France is showing some lucky numbers, doing better, economically, it seems, than its EU partners, notably Germany. It is avoiding recession, posting growth, even though not much. The French are going into 2012 slightly vulnerable. Long accustomed to a prestigious place as the world’s fifth-largest economy, today it is on thin ice with the credit rating agencies, worried about downgrading.
GDP rose just a tad in last year’s fourth quarter, but it was more than some could boast, and spread over 12 months growth was 1.7 percent. On the other hand, households continue to consume less, and the trade deficit is now 70 billion euros, with unemployment on the rise, over nine percent. Some 32,000 jobs were shed in the third quarter.

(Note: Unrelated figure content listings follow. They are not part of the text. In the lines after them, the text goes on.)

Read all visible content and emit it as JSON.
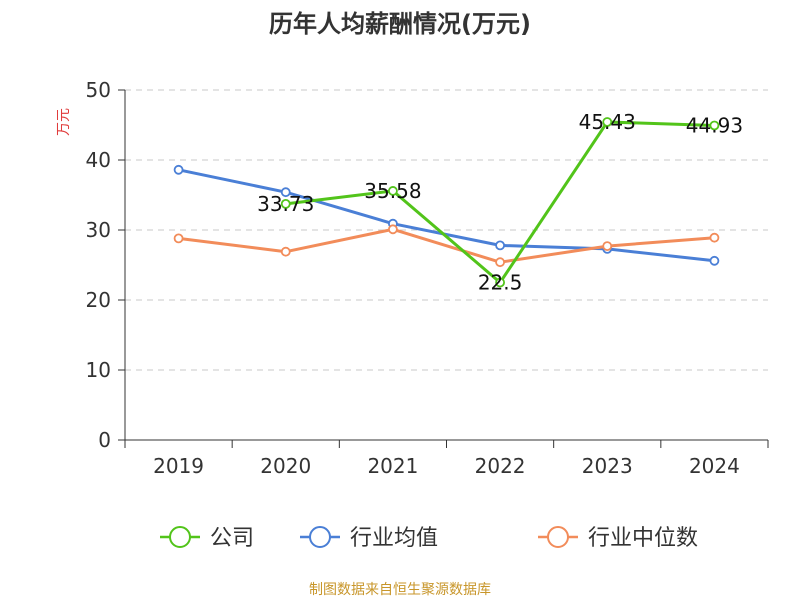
{
  "chart_data": {
    "type": "line",
    "title": "历年人均薪酬情况(万元)",
    "ylabel": "万元",
    "xlabel": "",
    "categories": [
      "2019",
      "2020",
      "2021",
      "2022",
      "2023",
      "2024"
    ],
    "ylim": [
      0,
      50
    ],
    "yticks": [
      0,
      10,
      20,
      30,
      40,
      50
    ],
    "grid": true,
    "legend_position": "bottom",
    "series": [
      {
        "name": "公司",
        "color": "#52c41a",
        "values": [
          null,
          33.73,
          35.58,
          22.5,
          45.43,
          44.93
        ],
        "labels": [
          "",
          "33.73",
          "35.58",
          "22.5",
          "45.43",
          "44.93"
        ]
      },
      {
        "name": "行业均值",
        "color": "#4a7fd6",
        "values": [
          38.6,
          35.4,
          30.9,
          27.8,
          27.3,
          25.6
        ]
      },
      {
        "name": "行业中位数",
        "color": "#f28c5a",
        "values": [
          28.8,
          26.9,
          30.1,
          25.4,
          27.7,
          28.9
        ]
      }
    ]
  },
  "source": "制图数据来自恒生聚源数据库"
}
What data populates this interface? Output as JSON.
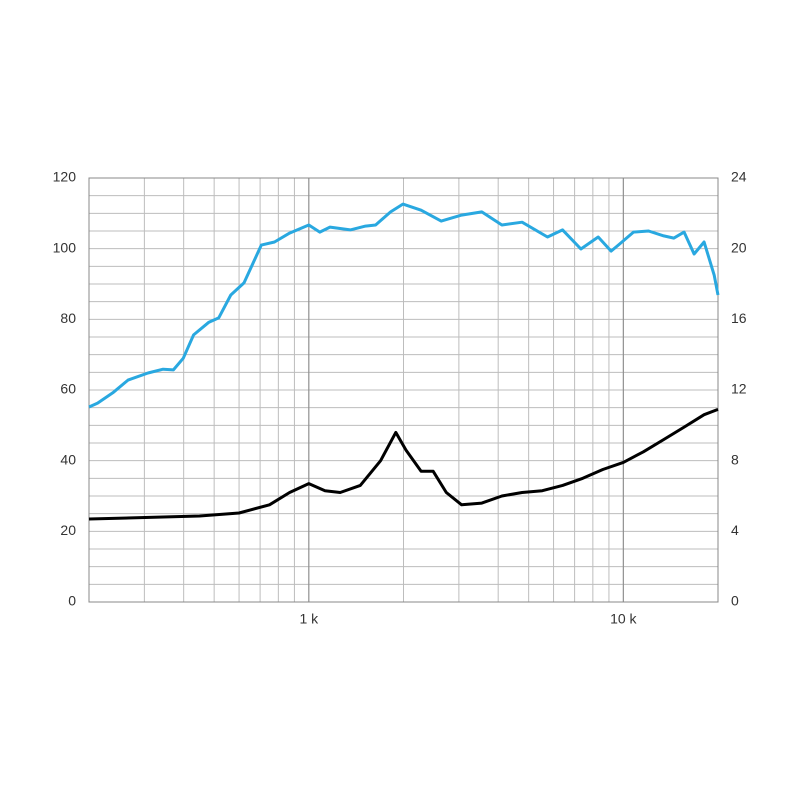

Some of these were in industry, and analysts are pessimistic for this year, expecting weak growth or none, forecasting worse losses. They identify it as a structural problem demanding solutions.
Analyst Eric Heyer said: “We can still live with a service economy but there has to be some industry, and in France we’re not far from the bare minimum, without a doubt. This decline in industry’s role in the French economy has to stop.”
The month after Standard & Poor’s Ratings Services stripped France of its triple-A grade, and now Moody’s is warning it could follow suit, citing a deterioration of the country’s debt. It is far from the only one whose sovereign accounts are under euro zone pressure, but it has a bigger reputation to live up to.
The deficit is 5.5 percent of GDP, with forecasters predicting it will stay above the three percent maximum allowed under EU rules: 4.8 percent. Debt is forecast to overshoot 90 percent of GDP this year.
Market analyst François Chaulet said: “Putting France on notice is done with a quite precise calendar two or three months ahead of a rating change. We can see that this is quite important because of the French presidential elections coming up. That could bring different proposals and interpretations, depending on the different economic programmes proposed to the French.”
French cartoonists have taken to depicting incumbent President Sarkozy as a child fed bottled milk by Germany’s Chancellor Merkel. Whoever wins the elections in May, the economy will need more than milk.